The study was published online Wednesday in the Journal of Exposure Science and Environmental Epidemiology.
In a yearlong investigation, the engineers studied smoke particle concentrations during busy evenings in 36 casinos. It found that even many nonsmoking areas within the buildings contained smoke concentrations several times those found in outdoor air. One-quarter of American adults visited a casino in 2008, according to the American Gaming Association. Of the almost 60 casinos operating in California, 98 percent allow smoking.
“We did this study to warn the public that where they go and what they do in their everyday lives can impact their health,” said Lynn Hildemann, a senior author of the study and an associate professor of civil and environmental engineering. She was quoted in a Stanford Report article about the study.
“Air pollution affects human health, whether it is secondhand smoke indoors or truck exhaust outdoors. Because many people frequent smoky casinos, and many employees work there, we became interested in finding how high the pollution levels inside the buildings were.”
Over more than a year, the team of researchers discreetly made smoke particle measurements in various locations at each casino on weekend and holiday evenings – times when casinos were most likely to be crowded. Sampling each location for 30 to 60 minutes, the engineers used compact monitors that measure smoke particles in the surrounding air every 10 seconds.
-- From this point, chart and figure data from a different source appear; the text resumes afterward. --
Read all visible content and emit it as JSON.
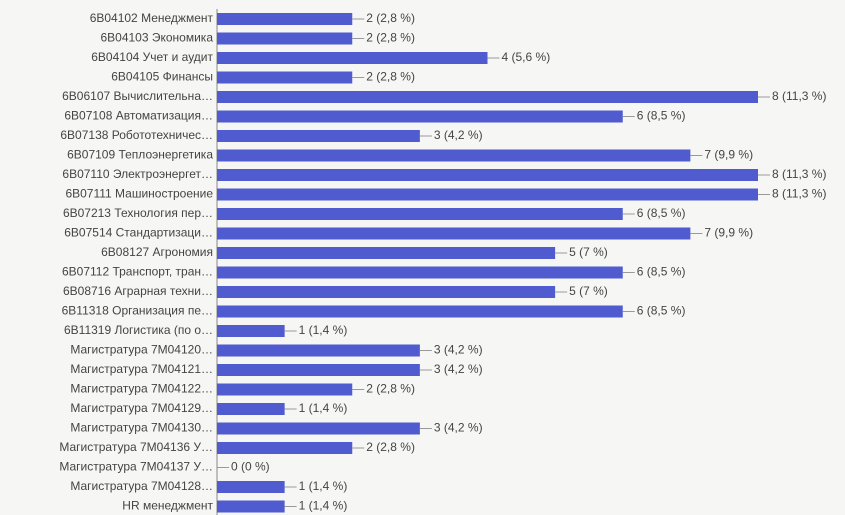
{
  "chart_data": {
    "type": "bar",
    "orientation": "horizontal",
    "color": "#4f5bcf",
    "categories": [
      "6B04102 Менеджмент",
      "6B04103 Экономика",
      "6B04104 Учет и аудит",
      "6B04105 Финансы",
      "6B06107 Вычислительна…",
      "6B07108 Автоматизация…",
      "6B07138 Робототехничес…",
      "6B07109 Теплоэнергетика",
      "6B07110 Электроэнергет…",
      "6B07111 Машиностроение",
      "6B07213 Технология пер…",
      "6B07514 Стандартизаци…",
      "6B08127 Агрономия",
      "6B07112 Транспорт, тран…",
      "6B08716 Аграрная техни…",
      "6B11318 Организация пе…",
      "6B11319 Логистика (по о…",
      "Магистратура 7M04120…",
      "Магистратура 7M04121…",
      "Магистратура 7M04122…",
      "Магистратура 7M04129…",
      "Магистратура 7M04130…",
      "Магистратура 7M04136 У…",
      "Магистратура 7M04137 У…",
      "Магистратура 7M04128…",
      "HR менеджмент"
    ],
    "values": [
      2,
      2,
      4,
      2,
      8,
      6,
      3,
      7,
      8,
      8,
      6,
      7,
      5,
      6,
      5,
      6,
      1,
      3,
      3,
      2,
      1,
      3,
      2,
      0,
      1,
      1
    ],
    "value_labels": [
      "2 (2,8 %)",
      "2 (2,8 %)",
      "4 (5,6 %)",
      "2 (2,8 %)",
      "8 (11,3 %)",
      "6 (8,5 %)",
      "3 (4,2 %)",
      "7 (9,9 %)",
      "8 (11,3 %)",
      "8 (11,3 %)",
      "6 (8,5 %)",
      "7 (9,9 %)",
      "5 (7 %)",
      "6 (8,5 %)",
      "5 (7 %)",
      "6 (8,5 %)",
      "1 (1,4 %)",
      "3 (4,2 %)",
      "3 (4,2 %)",
      "2 (2,8 %)",
      "1 (1,4 %)",
      "3 (4,2 %)",
      "2 (2,8 %)",
      "0 (0 %)",
      "1 (1,4 %)",
      "1 (1,4 %)"
    ],
    "xlim": [
      0,
      8
    ]
  }
}
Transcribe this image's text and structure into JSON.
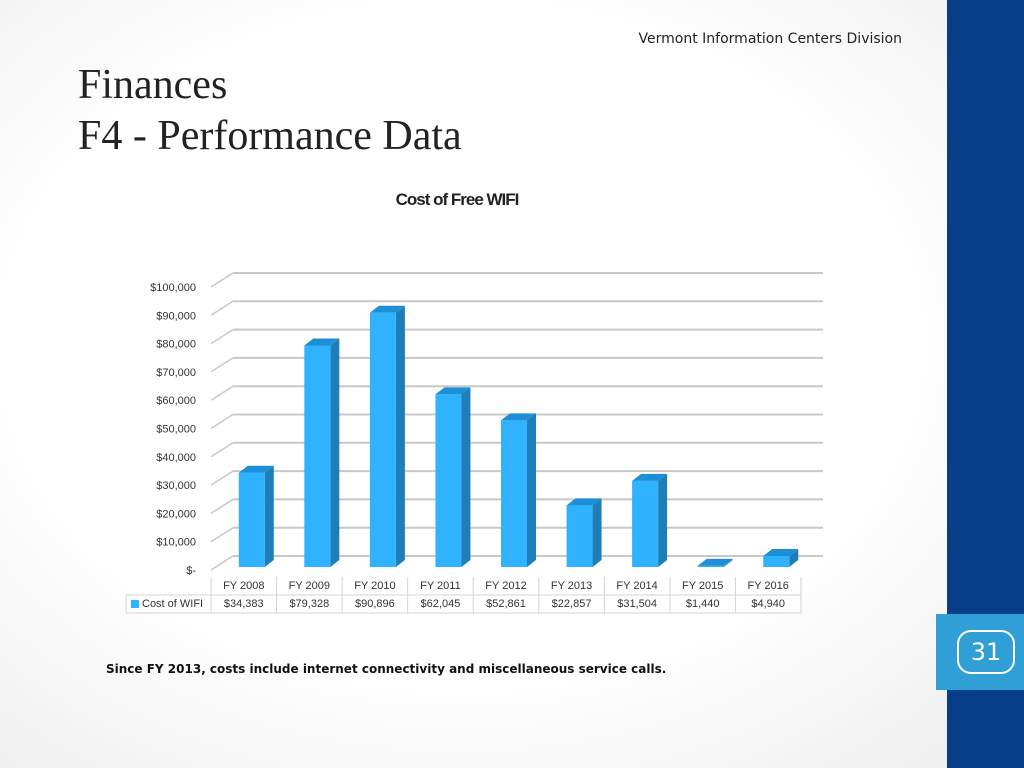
{
  "header": {
    "organization": "Vermont Information Centers Division"
  },
  "slide": {
    "title_line1": "Finances",
    "title_line2": "F4 - Performance Data",
    "footnote": "Since FY 2013, costs include internet connectivity and miscellaneous service calls.",
    "page_number": "31"
  },
  "colors": {
    "bar_front": "#2fb2ff",
    "bar_side": "#1e7fb8",
    "bar_top": "#1c8fd6",
    "sidebar": "#073e87",
    "page_badge": "#2f9fd6"
  },
  "chart_data": {
    "type": "bar",
    "title": "Cost of Free WIFI",
    "categories": [
      "FY 2008",
      "FY 2009",
      "FY 2010",
      "FY 2011",
      "FY 2012",
      "FY 2013",
      "FY 2014",
      "FY 2015",
      "FY 2016"
    ],
    "series": [
      {
        "name": "Cost of WIFI",
        "values": [
          34383,
          79328,
          90896,
          62045,
          52861,
          22857,
          31504,
          1440,
          4940
        ],
        "labels": [
          "$34,383",
          "$79,328",
          "$90,896",
          "$62,045",
          "$52,861",
          "$22,857",
          "$31,504",
          "$1,440",
          "$4,940"
        ]
      }
    ],
    "ylim": [
      0,
      100000
    ],
    "yticks": [
      0,
      10000,
      20000,
      30000,
      40000,
      50000,
      60000,
      70000,
      80000,
      90000,
      100000
    ],
    "ytick_labels": [
      "$-",
      "$10,000",
      "$20,000",
      "$30,000",
      "$40,000",
      "$50,000",
      "$60,000",
      "$70,000",
      "$80,000",
      "$90,000",
      "$100,000"
    ],
    "grid": true,
    "legend": "data-table-bottom",
    "style": "3d-column"
  }
}
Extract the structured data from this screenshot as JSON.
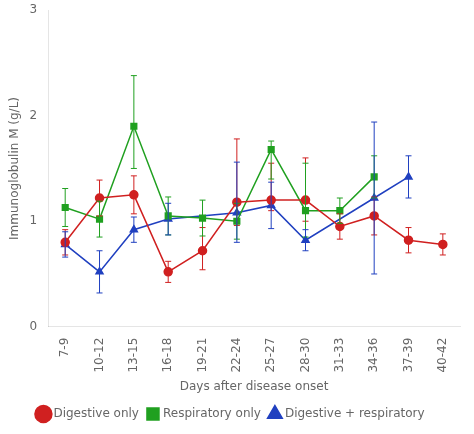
{
  "chart_data": {
    "type": "line",
    "xlabel": "Days after disease onset",
    "ylabel": "Immunoglobulin M (g/L)",
    "categories": [
      "7-9",
      "10-12",
      "13-15",
      "16-18",
      "19-21",
      "22-24",
      "25-27",
      "28-30",
      "31-33",
      "34-36",
      "37-39",
      "40-42"
    ],
    "series": [
      {
        "name": "Digestive only",
        "color": "#d02020",
        "marker": "circle",
        "values": [
          0.8,
          1.22,
          1.25,
          0.52,
          0.72,
          1.18,
          1.2,
          1.2,
          0.95,
          1.05,
          0.82,
          0.78
        ],
        "error_lo": [
          0.12,
          0.17,
          0.18,
          0.1,
          0.18,
          0.22,
          0.1,
          0.2,
          0.12,
          0.18,
          0.12,
          0.1
        ],
        "error_hi": [
          0.12,
          0.17,
          0.18,
          0.1,
          0.22,
          0.6,
          0.35,
          0.4,
          0.12,
          0.18,
          0.12,
          0.1
        ]
      },
      {
        "name": "Respiratory only",
        "color": "#20a020",
        "marker": "square",
        "values": [
          1.13,
          1.02,
          1.9,
          1.05,
          1.03,
          1.0,
          1.68,
          1.1,
          1.1,
          1.42,
          null,
          null
        ],
        "error_lo": [
          0.18,
          0.17,
          0.4,
          0.18,
          0.17,
          0.17,
          0.28,
          0.25,
          0.12,
          0.2,
          null,
          null
        ],
        "error_hi": [
          0.18,
          0.17,
          0.48,
          0.18,
          0.17,
          0.17,
          0.08,
          0.45,
          0.12,
          0.2,
          null,
          null
        ]
      },
      {
        "name": "Digestive + respiratory",
        "color": "#2040c0",
        "marker": "triangle",
        "values": [
          0.78,
          0.52,
          0.92,
          1.02,
          null,
          1.08,
          1.15,
          0.82,
          null,
          1.22,
          1.42,
          null
        ],
        "error_lo": [
          0.12,
          0.2,
          0.12,
          0.15,
          null,
          0.28,
          0.22,
          0.1,
          null,
          0.72,
          0.2,
          null
        ],
        "error_hi": [
          0.12,
          0.2,
          0.12,
          0.15,
          null,
          0.48,
          0.22,
          0.1,
          null,
          0.72,
          0.2,
          null
        ]
      }
    ],
    "ylim": [
      0,
      3
    ],
    "yticks": [
      0,
      1,
      2,
      3
    ],
    "grid": false,
    "legend": "bottom"
  }
}
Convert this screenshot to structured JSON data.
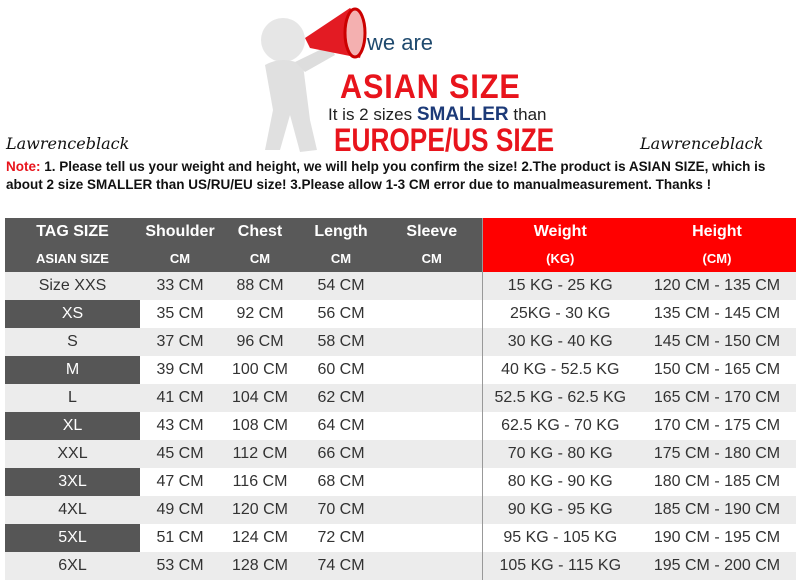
{
  "banner": {
    "we_are": "we are",
    "asian_size": "ASIAN SIZE",
    "smaller_pre": "It is 2 sizes",
    "smaller_word": "SMALLER",
    "smaller_post": "than",
    "europe": "EUROPE/US SIZE"
  },
  "brand_left": "Lawrenceblack",
  "brand_right": "Lawrenceblack",
  "note": {
    "label": "Note:",
    "text": " 1. Please tell us your weight and height, we will help you confirm the size!  2.The product is ASIAN SIZE, which is about 2 size SMALLER than US/RU/EU size!  3.Please allow 1-3 CM error due to manualmeasurement. Thanks !"
  },
  "headers": {
    "row1": [
      "TAG SIZE",
      "Shoulder",
      "Chest",
      "Length",
      "Sleeve",
      "Weight",
      "Height"
    ],
    "row2": [
      "ASIAN SIZE",
      "CM",
      "CM",
      "CM",
      "CM",
      "(KG)",
      "(CM)"
    ]
  },
  "header_colors": {
    "gray": "#595959",
    "red": "#ff0000"
  },
  "rows": [
    [
      "Size XXS",
      "33 CM",
      "88 CM",
      "54 CM",
      "",
      "15 KG - 25 KG",
      "120 CM  - 135 CM"
    ],
    [
      "XS",
      "35 CM",
      "92 CM",
      "56 CM",
      "",
      "25KG  - 30 KG",
      "135 CM - 145 CM"
    ],
    [
      "S",
      "37 CM",
      "96 CM",
      "58 CM",
      "",
      "30 KG - 40 KG",
      "145 CM - 150 CM"
    ],
    [
      "M",
      "39 CM",
      "100 CM",
      "60 CM",
      "",
      "40 KG - 52.5 KG",
      "150 CM - 165 CM"
    ],
    [
      "L",
      "41 CM",
      "104 CM",
      "62 CM",
      "",
      "52.5 KG  - 62.5 KG",
      "165 CM - 170 CM"
    ],
    [
      "XL",
      "43 CM",
      "108 CM",
      "64 CM",
      "",
      "62.5 KG - 70 KG",
      "170 CM - 175 CM"
    ],
    [
      "XXL",
      "45 CM",
      "112 CM",
      "66 CM",
      "",
      "70 KG  - 80  KG",
      "175 CM - 180 CM"
    ],
    [
      "3XL",
      "47 CM",
      "116 CM",
      "68 CM",
      "",
      "80 KG  - 90  KG",
      "180 CM - 185 CM"
    ],
    [
      "4XL",
      "49 CM",
      "120 CM",
      "70 CM",
      "",
      "90 KG  - 95 KG",
      "185 CM - 190 CM"
    ],
    [
      "5XL",
      "51 CM",
      "124 CM",
      "72 CM",
      "",
      "95 KG - 105 KG",
      "190 CM  - 195 CM"
    ],
    [
      "6XL",
      "53 CM",
      "128 CM",
      "74 CM",
      "",
      "105 KG - 115 KG",
      "195 CM  - 200 CM"
    ]
  ]
}
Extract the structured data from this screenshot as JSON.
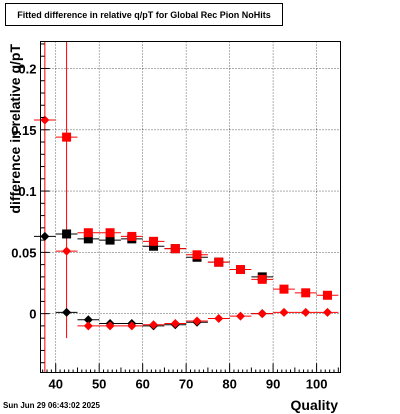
{
  "chart_data": {
    "type": "scatter",
    "title": "Fitted difference in relative q/pT for Global Rec Pion NoHits",
    "xlabel": "Quality",
    "ylabel": "difference in relative q/pT",
    "xlim": [
      36.5,
      105.5
    ],
    "ylim": [
      -0.048,
      0.222
    ],
    "grid": true,
    "x_ticks": [
      40,
      50,
      60,
      70,
      80,
      90,
      100
    ],
    "x_tick_labels": [
      "40",
      "50",
      "60",
      "70",
      "80",
      "90",
      "100"
    ],
    "y_ticks": [
      0,
      0.05,
      0.1,
      0.15,
      0.2
    ],
    "y_tick_labels": [
      "0",
      "0.05",
      "0.1",
      "0.15",
      "0.2"
    ],
    "series": [
      {
        "marker": "square",
        "color": "#000000",
        "x_err": 2.5,
        "points": [
          [
            42.5,
            0.065
          ],
          [
            47.5,
            0.061
          ],
          [
            52.5,
            0.06
          ],
          [
            57.5,
            0.061
          ],
          [
            62.5,
            0.055
          ],
          [
            67.5,
            0.053
          ],
          [
            72.5,
            0.046
          ],
          [
            77.5,
            0.042
          ],
          [
            87.5,
            0.03
          ]
        ]
      },
      {
        "marker": "diamond",
        "color": "#000000",
        "x_err": 2.5,
        "points": [
          [
            37.5,
            0.063
          ],
          [
            42.5,
            0.001
          ],
          [
            47.5,
            -0.005
          ],
          [
            52.5,
            -0.008
          ],
          [
            57.5,
            -0.008
          ],
          [
            62.5,
            -0.01
          ],
          [
            67.5,
            -0.009
          ],
          [
            72.5,
            -0.007
          ],
          [
            87.5,
            0.0
          ]
        ]
      },
      {
        "marker": "square",
        "color": "#ff0000",
        "x_err": 2.5,
        "points": [
          [
            42.5,
            0.144
          ],
          [
            47.5,
            0.066
          ],
          [
            52.5,
            0.066
          ],
          [
            57.5,
            0.063
          ],
          [
            62.5,
            0.059
          ],
          [
            67.5,
            0.053
          ],
          [
            72.5,
            0.048
          ],
          [
            77.5,
            0.042
          ],
          [
            82.5,
            0.036
          ],
          [
            87.5,
            0.028
          ],
          [
            92.5,
            0.02
          ],
          [
            97.5,
            0.017
          ],
          [
            102.5,
            0.015
          ]
        ]
      },
      {
        "marker": "diamond",
        "color": "#ff0000",
        "x_err": 2.5,
        "points": [
          [
            37.5,
            0.158
          ],
          [
            42.5,
            0.051
          ],
          [
            47.5,
            -0.01
          ],
          [
            52.5,
            -0.01
          ],
          [
            57.5,
            -0.01
          ],
          [
            62.5,
            -0.009
          ],
          [
            67.5,
            -0.008
          ],
          [
            72.5,
            -0.006
          ],
          [
            77.5,
            -0.004
          ],
          [
            82.5,
            -0.002
          ],
          [
            87.5,
            0.0
          ],
          [
            92.5,
            0.001
          ],
          [
            97.5,
            0.001
          ],
          [
            102.5,
            0.001
          ]
        ]
      }
    ],
    "error_bars": [
      {
        "x": 37.5,
        "y_low": -0.048,
        "y_high": 0.222,
        "color": "#ff0000"
      },
      {
        "x": 42.5,
        "y_low": -0.02,
        "y_high": 0.222,
        "color": "#ff0000"
      }
    ]
  },
  "timestamp": "Sun Jun 29 06:43:02 2025",
  "colors": {
    "frame": "#000000",
    "grid": "#000000",
    "accent": "#ff0000"
  }
}
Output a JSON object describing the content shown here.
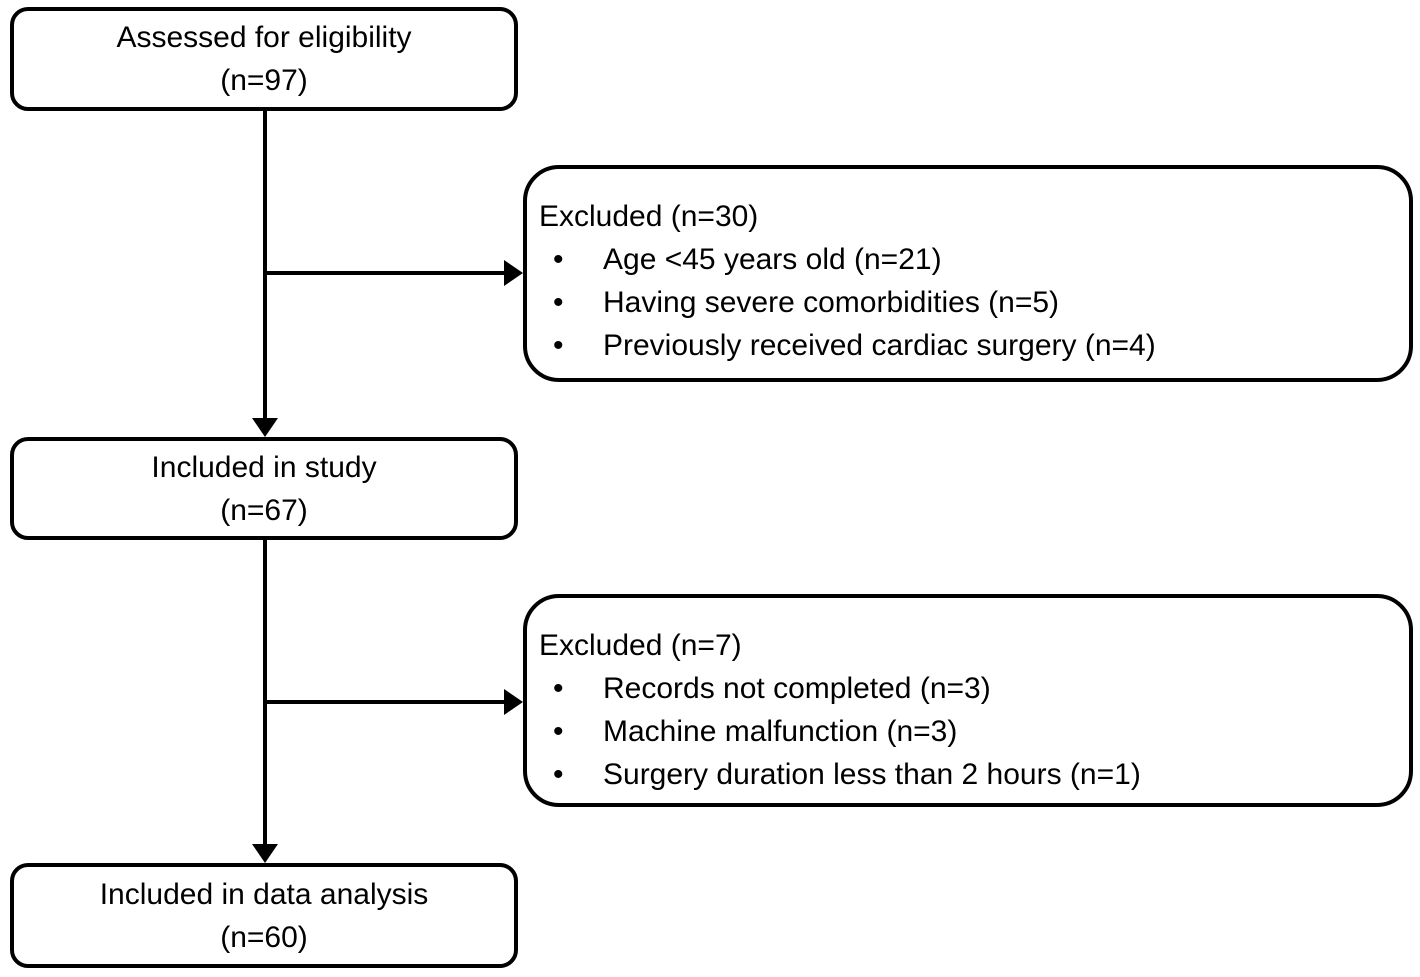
{
  "flowchart": {
    "bullet_glyph": "•",
    "colors": {
      "line": "#000000",
      "background": "#ffffff",
      "text": "#000000"
    },
    "boxes": {
      "assessed": {
        "line1": "Assessed for eligibility",
        "line2": "(n=97)"
      },
      "excluded1": {
        "title": "Excluded (n=30)",
        "items": [
          "Age <45 years old (n=21)",
          "Having severe comorbidities (n=5)",
          "Previously received cardiac surgery (n=4)"
        ]
      },
      "included_study": {
        "line1": "Included in study",
        "line2": "(n=67)"
      },
      "excluded2": {
        "title": "Excluded (n=7)",
        "items": [
          "Records not completed (n=3)",
          "Machine malfunction (n=3)",
          "Surgery duration less than 2 hours (n=1)"
        ]
      },
      "included_analysis": {
        "line1": "Included in data analysis",
        "line2": "(n=60)"
      }
    }
  }
}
In areas of casinos where smoking was allowed, average fine particle concentrations were nine times as high as in outdoor air (63 micrograms per cubic meter versus 7 micrograms per cubic meter outdoors). Similarly high averages were reported in bars and restaurants in California before the state passed laws restricting smoking indoors in 1994. The smokiest casino had an average concentration that was 26 times as high as outdoor air. The U.S. Environmental Protection Agency’s health-based standard for fine particles is an average of 35 micrograms per cubic meter over a 24-hour period. This concentration level was exceeded in 90 percent of the casinos the researchers visited.